Gone. Figures. She’d probably have walked up and slugged one of them. Yeah, the taller one. He’d go down harder.

“Lex, what happened? You disappointed me.” Kin-Mun dropped next to her.

She moaned into her hand. “Let me wallow in peace.”

Kin-Mun nudged her. “I have some news that will perk you up.”

Lex shifted away. “Nothing you can say would make me feel better.”

“Sure about that?”

His mischievous voice piqued her interest despite herself.

“What?”

“There’s an opening in Wassamattayu.”

Lex jolted. “No way! Are you sure?” The wait list for the prestigious sports club was years long. Lex had been on it for at least five.
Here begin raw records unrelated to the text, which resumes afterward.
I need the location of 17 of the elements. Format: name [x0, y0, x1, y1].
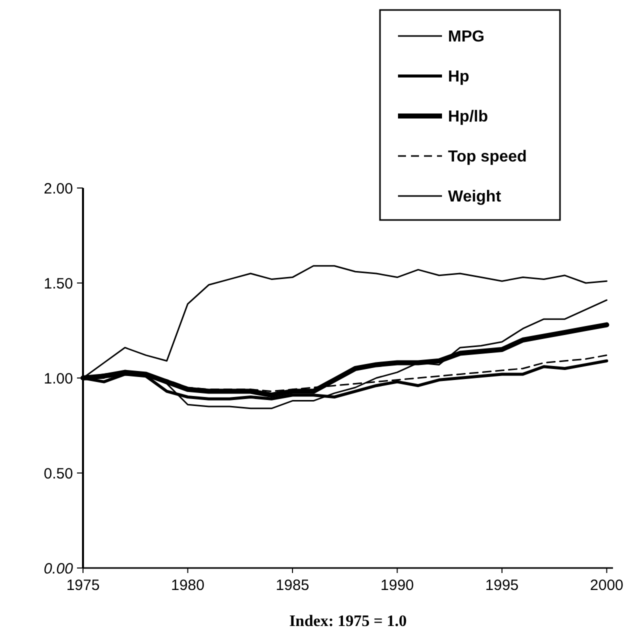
legend-label: Hp/lb — [448, 108, 488, 126]
y-tick-label: 1.50 — [44, 275, 73, 292]
x-tick-label: 1975 — [66, 577, 100, 594]
legend-label: Weight — [448, 188, 502, 206]
x-tick-label: 1980 — [171, 577, 204, 594]
y-tick-label: 0.50 — [44, 465, 73, 482]
x-tick-label: 1995 — [485, 577, 519, 594]
legend-label: Top speed — [448, 148, 527, 166]
x-tick-label: 1990 — [380, 577, 414, 594]
y-tick-label: 0.00 — [44, 560, 74, 578]
x-axis-title: Index: 1975 = 1.0 — [289, 613, 407, 630]
legend-label: MPG — [448, 28, 484, 46]
x-tick-label: 1985 — [276, 577, 310, 594]
x-tick-label: 2000 — [590, 577, 624, 594]
y-tick-label: 2.00 — [44, 180, 73, 198]
legend-label: Hp — [448, 68, 470, 86]
y-tick-label: 1.00 — [44, 370, 73, 388]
Kin-Mun shrugged, but his smile said it all.

“Their volleyball team never has openings.”

“A woman dropped. The menisci in her knees are almost gone, so she can’t play anymore.”
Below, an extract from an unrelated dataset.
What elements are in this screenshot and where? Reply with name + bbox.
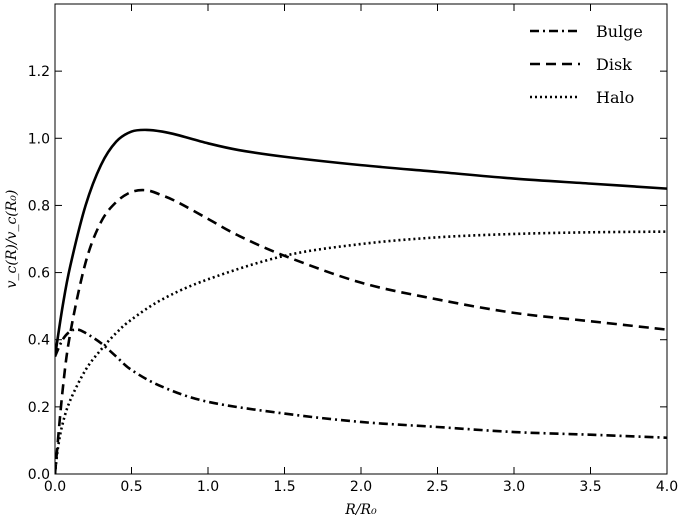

Lex’s mind whirled. For a recreational player like herself, Wassa-mattayu was the pinnacle of her volleyball career. The club belonged to a national organization of other elite clubs, all with stringent athletic requirements for their various sports teams, so that tournaments between clubs were highly competitive. “I need to find out where I am on the waiting list.”

“Sorry, can’t help you there.”

“And I need to train for tryouts. How many women are they going to invite for tryouts?”

“Usually ten.” Kin-Mun glanced over at the court.

“I have to get picked.”

“My team’s reffing. Catch you later.” He hurried to get onto the court.

Not only had she always dreamed of getting into Wassamattayu sports club, it might solve all her problems. Membership wasn’t cheap,so all the members were not only stellar athletes, but the majority of them were quite solvent.

She’d be able to meet tons of wealthy, young players who might be open to sponsoring a girls’ volleyball team. Or she’d find her handsome, sensitive, Christian soulmate who would match her sports ability.

If she got invited to tryouts. If she was picked. And if she got the money for the membership deposit, due before tryouts and reimbursed if she wasn’t chosen.

It hadn’t been something she worried about when she’d been a moderately well-paid engineer at Pear. Lex had received her offer letter from SPZ, but it hadn’t shed any more light on the requirements of her position. While not paying minimum wage, it didn’t come close to her previous pay range.

Too many ifs.

The thought of Grandma’s ultimatum made her head ache. Lex couldn’t ask most of her Asian volleyball friends to sponsor her team – Grandma had gotten to them. But maybe she could try for the primary purpose of the ultimatum – a date.

Her gaze roved around the gym. Who could she ask to pose as a boyfriend?

No, she couldn’t do that. It had to be long-term or Grandma could pull funding if she and her date suddenly “broke up” after Mariko’s wedding.

Okay, who could Lex go on a date with? Her eyes went down the line of players lounging against the wall. Married, dating, married, married, dating, just broke up, just divorced, married, dating.

Who was single?

Jim, Steve, and Neal.

Jim still had that weird girl stalking him.

Steve was a little obsessed with his Star Wars figurine collection.

Neal complained too much about his volleyball injuries.

The volleyball community was too small. Lex knew pretty much everyone. She needed new blood.

SPZ would be new blood. And Wassamattayu, if she got in. Until then…

There were a few guys she didn’t know very well. As she went down the line, she realized they were all Caucasian.

Really?

She scanned the crowd again. Yup. The ones she didn’t know were mostly Caucasian or Hispanic men.

Am I racist? How awful. Is it because -?

He had been Caucasian.

She shuddered. She shoved the dark memory aside. These guys were probably all really nice. She should get to know them.

Sweat trickled down her neck. She discreetly sniffed.

Maybe later, when she smelled better.